Transformaciones hacia una economía cada vez más circular

Nueva normativa transforma el plástico en un activo económico y social en Brasil

Aunque la Política Nacional de Residuos Sólidos de Brasil entró en vigor en 2010, solo el 12% de los residuos plásticos se reciclaba y menos del 4% volvía a la cadena de producción. La ausencia de objetivos específicos para la gestión de residuos plásticos permitió que las empresas dejaran de lado los envases difíciles de separar, tarea que asumieron las cooperativas de recolectores de residuos sin recibir la correspondiente remuneración. Con la promulgación del Decreto 12.688 del 21 de octubre de 2025, Brasil inauguró una nueva era en la gestión de residuos plásticos. Este nuevo marco regulatorio, que pone en práctica la Política Nacional de Residuos Sólidos, instaura el Sistema de Logística Inversa de Envases Plásticos, que establece un camino obligatorio y gradual para la recuperación y uso de materiales reciclados para el 2040 

En los últimos años, Fundación Avina apoyó el fortalecimiento del Movimento Nacional de Catadores de Materiais Recicláveis (MNCR) y redes regionales, ampliando el capital social y la legitimidad de estas organizaciones para influir, junto con diferentes actores, en la formulación de la norma.
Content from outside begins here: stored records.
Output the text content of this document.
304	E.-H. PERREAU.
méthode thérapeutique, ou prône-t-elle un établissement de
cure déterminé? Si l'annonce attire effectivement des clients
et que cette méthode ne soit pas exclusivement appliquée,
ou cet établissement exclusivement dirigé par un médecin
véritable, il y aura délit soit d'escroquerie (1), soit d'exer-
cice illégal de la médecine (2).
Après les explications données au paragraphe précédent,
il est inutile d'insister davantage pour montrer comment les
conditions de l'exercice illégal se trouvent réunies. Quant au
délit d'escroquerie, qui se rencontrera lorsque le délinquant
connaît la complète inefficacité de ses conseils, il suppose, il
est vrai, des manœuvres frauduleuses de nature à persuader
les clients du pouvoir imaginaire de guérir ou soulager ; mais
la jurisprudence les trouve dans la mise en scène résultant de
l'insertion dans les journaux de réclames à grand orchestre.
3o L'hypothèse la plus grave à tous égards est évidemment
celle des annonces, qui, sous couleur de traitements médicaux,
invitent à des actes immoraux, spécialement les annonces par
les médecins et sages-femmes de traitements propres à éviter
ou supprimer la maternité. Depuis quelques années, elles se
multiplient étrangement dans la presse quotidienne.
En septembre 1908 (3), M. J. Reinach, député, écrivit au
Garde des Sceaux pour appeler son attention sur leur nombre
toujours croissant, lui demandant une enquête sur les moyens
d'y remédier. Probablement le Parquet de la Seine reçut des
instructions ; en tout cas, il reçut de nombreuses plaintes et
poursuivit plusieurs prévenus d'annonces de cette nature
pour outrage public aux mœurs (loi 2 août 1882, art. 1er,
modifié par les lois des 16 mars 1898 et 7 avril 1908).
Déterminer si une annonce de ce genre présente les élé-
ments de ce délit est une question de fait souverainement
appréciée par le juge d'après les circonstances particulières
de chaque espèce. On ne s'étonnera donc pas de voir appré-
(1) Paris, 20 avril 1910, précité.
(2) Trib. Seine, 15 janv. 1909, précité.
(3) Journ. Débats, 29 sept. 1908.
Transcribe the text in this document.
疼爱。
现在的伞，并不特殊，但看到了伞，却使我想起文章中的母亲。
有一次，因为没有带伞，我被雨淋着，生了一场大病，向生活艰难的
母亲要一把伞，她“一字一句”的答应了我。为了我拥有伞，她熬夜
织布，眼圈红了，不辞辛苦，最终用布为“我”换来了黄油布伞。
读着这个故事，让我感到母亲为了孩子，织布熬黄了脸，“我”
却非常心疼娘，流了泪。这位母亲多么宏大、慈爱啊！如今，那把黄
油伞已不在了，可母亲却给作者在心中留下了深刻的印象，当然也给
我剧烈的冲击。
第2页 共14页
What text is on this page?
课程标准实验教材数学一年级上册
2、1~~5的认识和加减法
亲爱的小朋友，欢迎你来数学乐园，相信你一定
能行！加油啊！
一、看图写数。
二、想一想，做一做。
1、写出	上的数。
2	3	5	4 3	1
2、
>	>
En colaboración con el Ministerio de Medio Ambiente y Cambio Climático (MMA) y entidades de gestión, estas redes defendieron propuestas de inclusión socioproductiva, contratación justa y trazabilidad transparente incorporadas al texto final del decreto 

De alcance nacional e intersectorial, la norma distribuye responsabilidades a lo largo de toda la cadena, desde fabricantes e importadores hasta el consumidor final, y exige la integración entre el sector productivo, los municipios y las cooperativas de recolectores de residuos. El nuevo decreto prohíbe que los residuos sean transferidos a cooperativas sin contrato y pago, y concentra la obligación de destino final en fabricantes e importadores. 

Sin embargo, la innovación no se limita al reciclaje. El texto establece una gobernanza digital y rastreable, basada en facturas electrónicas auditadas y vinculada al Sistema Nacional de Información sobre Gestión de Residuos Sólidos. Cada tonelada de plástico que circula en el sistema debe ser demostrada, en un mecanismo diseñado para elevar la transparencia a un nivel sin precedentes. Esta trazabilidad, sumada a la obligación de informes anuales y verificación a cargo de auditores independientes, sitúa la logística inversa bajo un régimen estricto de cumplimiento medioambiental, algo nunca antes visto en el país.  

La política activa instrumentos financieros creados en 2023, como los Certificados de Crédito de Reciclaje de Logística Inversa y los Certificados de Estructuración de Embalaje y Reciclaje. Estos bonos tienen el poder de transformar el reciclaje en una actividad económicamente viable, medible y rentable, atrayendo inversores y, por primera vez, permitiendo que cooperativas de recolectores de residuos sean contratadas y remuneradas directamente por sus servicios. 

El decreto establece un hito transformador al crear un ciclo virtuoso donde la responsabilidad ambiental compartida genera beneficios económicos medibles, promueve la sostenibilidad y fortalece la inclusión social.